La pregunta tiene su aquel: en el fondo, es de lo que se trataba en la época de Marción (siglo II) –el primer hereje con nombre y apellidos de la historia de la Iglesia–, cuando este propuso que los cristianos dejaran de considerar como Escritura el Antiguo Testamento y gran parte del Nuevo, por reflejar un Dios que, en realidad, no era verdaderamente cristiano.
En efecto, los cristianos no tenemos en cuenta las leyes alimentarias del Antiguo Testamento (las que prohíben, por ejemplo, consumir carne de cerdo o marisco). Asimismo, tampoco hacemos caso de las leyes penales que ordenan lapidar a una mujer adúltera, matar a las hechiceras, exterminar a los que ofrezcan sacrificios a los dioses o hacer morir a los varones que se acuesten con varones.
Todos tenemos claro que la Palabra de Dios –Cristo en primer lugar, pero también la Escritura– es una Palabra encarnada, lo cual significa que sabe adaptarse a las circunstancias concretas de los seres humanos: sociales, culturales, religiosas, económicas, lingüísticas, etc. Asimismo, también entendemos que la historia de la salvación procede pedagógicamente, es decir, progresivamente, de modo que el hombre y Dios hayan tenido tiempo de acostumbrarse mutuamente el uno al otro: “El Verbo de Dios […] ha habitado en el hombre y se ha hecho Hijo del hombre para acostumbrar al hombre a comprender a Dios y para acostumbrar a Dios a habitar en el hombre” (Ireneo de Lyon, Adversus haereses 3,20,2).
Por eso sorprende cuando, por ejemplo, escuchamos a algunos cristianos defender algunas concepciones económicas del Antiguo Testamento según las cuales cada cierto tiempo –siete años o cincuenta: año santo y año jubilar, respectivamente (cf.

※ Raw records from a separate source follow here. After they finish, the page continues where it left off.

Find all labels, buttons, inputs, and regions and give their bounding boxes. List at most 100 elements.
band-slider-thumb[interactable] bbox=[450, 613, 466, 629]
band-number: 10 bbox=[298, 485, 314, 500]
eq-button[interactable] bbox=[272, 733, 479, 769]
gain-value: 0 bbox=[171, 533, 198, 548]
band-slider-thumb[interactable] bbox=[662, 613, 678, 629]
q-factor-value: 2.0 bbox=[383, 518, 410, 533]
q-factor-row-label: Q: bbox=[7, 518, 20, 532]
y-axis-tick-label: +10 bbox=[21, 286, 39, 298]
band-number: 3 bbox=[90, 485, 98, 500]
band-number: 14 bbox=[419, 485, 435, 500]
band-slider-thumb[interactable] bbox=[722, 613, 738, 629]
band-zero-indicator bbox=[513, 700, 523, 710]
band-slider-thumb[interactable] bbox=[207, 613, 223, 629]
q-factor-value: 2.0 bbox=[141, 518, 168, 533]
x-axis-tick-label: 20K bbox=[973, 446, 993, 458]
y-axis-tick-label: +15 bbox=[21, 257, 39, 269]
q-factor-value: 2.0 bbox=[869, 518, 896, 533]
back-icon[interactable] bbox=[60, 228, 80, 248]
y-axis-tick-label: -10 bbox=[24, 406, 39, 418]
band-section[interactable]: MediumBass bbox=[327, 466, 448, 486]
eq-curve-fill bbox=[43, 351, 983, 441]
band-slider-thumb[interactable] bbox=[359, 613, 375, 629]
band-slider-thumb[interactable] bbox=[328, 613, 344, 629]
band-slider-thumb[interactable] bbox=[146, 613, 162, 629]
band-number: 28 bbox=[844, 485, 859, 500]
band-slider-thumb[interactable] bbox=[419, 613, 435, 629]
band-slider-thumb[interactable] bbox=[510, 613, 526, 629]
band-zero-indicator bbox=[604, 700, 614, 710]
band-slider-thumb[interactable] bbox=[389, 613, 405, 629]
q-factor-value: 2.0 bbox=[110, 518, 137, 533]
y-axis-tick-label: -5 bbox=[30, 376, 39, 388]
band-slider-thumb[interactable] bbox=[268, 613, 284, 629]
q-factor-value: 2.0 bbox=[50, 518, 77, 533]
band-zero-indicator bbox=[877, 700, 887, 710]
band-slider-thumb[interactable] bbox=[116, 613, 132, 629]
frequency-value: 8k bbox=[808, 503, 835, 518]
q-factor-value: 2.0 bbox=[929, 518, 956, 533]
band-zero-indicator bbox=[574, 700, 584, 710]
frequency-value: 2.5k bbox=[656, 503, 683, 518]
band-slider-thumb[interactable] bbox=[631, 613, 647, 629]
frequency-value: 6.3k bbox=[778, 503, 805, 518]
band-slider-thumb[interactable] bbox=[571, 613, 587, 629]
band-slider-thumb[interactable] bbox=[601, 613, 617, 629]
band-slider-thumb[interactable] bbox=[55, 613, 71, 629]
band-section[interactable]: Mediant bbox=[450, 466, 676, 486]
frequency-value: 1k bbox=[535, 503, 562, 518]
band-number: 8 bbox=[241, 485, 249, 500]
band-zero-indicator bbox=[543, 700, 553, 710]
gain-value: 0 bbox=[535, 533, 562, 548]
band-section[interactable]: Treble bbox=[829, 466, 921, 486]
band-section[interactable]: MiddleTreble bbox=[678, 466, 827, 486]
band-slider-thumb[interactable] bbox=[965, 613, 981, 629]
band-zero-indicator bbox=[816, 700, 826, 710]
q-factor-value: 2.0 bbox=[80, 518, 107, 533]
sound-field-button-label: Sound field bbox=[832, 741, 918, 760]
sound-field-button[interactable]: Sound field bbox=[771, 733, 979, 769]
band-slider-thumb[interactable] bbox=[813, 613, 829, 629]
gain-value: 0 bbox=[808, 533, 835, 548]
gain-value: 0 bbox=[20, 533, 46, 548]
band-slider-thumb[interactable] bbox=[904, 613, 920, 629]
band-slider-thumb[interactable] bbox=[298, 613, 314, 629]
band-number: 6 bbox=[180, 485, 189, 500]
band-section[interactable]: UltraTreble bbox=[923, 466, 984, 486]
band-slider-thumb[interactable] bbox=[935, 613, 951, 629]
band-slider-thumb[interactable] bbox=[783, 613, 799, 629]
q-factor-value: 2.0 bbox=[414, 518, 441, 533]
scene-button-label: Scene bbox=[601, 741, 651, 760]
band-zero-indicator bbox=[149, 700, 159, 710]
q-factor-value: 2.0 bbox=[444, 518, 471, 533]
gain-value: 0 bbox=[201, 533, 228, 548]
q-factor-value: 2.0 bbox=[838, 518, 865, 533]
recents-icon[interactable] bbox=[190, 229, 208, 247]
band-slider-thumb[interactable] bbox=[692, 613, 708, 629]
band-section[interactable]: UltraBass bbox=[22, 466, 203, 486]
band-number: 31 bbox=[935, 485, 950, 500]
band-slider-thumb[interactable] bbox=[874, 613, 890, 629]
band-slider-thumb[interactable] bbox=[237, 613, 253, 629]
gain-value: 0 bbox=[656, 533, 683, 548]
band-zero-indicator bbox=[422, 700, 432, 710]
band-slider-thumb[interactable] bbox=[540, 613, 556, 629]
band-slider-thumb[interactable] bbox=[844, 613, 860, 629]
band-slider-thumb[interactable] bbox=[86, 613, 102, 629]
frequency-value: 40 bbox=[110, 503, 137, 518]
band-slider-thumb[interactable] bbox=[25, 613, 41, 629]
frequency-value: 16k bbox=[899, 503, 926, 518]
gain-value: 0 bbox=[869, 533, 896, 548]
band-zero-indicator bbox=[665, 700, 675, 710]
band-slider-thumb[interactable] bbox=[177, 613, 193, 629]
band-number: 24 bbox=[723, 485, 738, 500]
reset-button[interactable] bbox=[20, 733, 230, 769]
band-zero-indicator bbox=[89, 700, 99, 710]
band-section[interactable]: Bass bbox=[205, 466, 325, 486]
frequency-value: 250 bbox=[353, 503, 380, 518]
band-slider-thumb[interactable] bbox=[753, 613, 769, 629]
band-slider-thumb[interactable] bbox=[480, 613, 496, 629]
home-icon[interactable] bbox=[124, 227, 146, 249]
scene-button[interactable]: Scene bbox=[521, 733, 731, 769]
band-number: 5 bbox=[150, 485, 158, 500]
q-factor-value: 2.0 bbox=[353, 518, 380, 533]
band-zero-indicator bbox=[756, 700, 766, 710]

Lv 25)– habría que restituir a sus antiguos propietarios las tierras compradas o devolver la libertad a los esclavos (aunque, naturalmente, nadie pida el previo restablecimiento de la esclavitud).
Una economía social de mercado, como es la nuestra, no podría subsistir con leyes económicas como las que aparecen en la Biblia, que en el fondo necesitan como fundamentación un sistema teocrático. La idea de libertad y de responsabilidad personal, con todas sus consecuencias, son valores irrenunciables en nuestra sociedad. Lo cual no impide descubrir en la Biblia algunas intuiciones germinales que son las que habría que adaptar a nuestra situación concreta.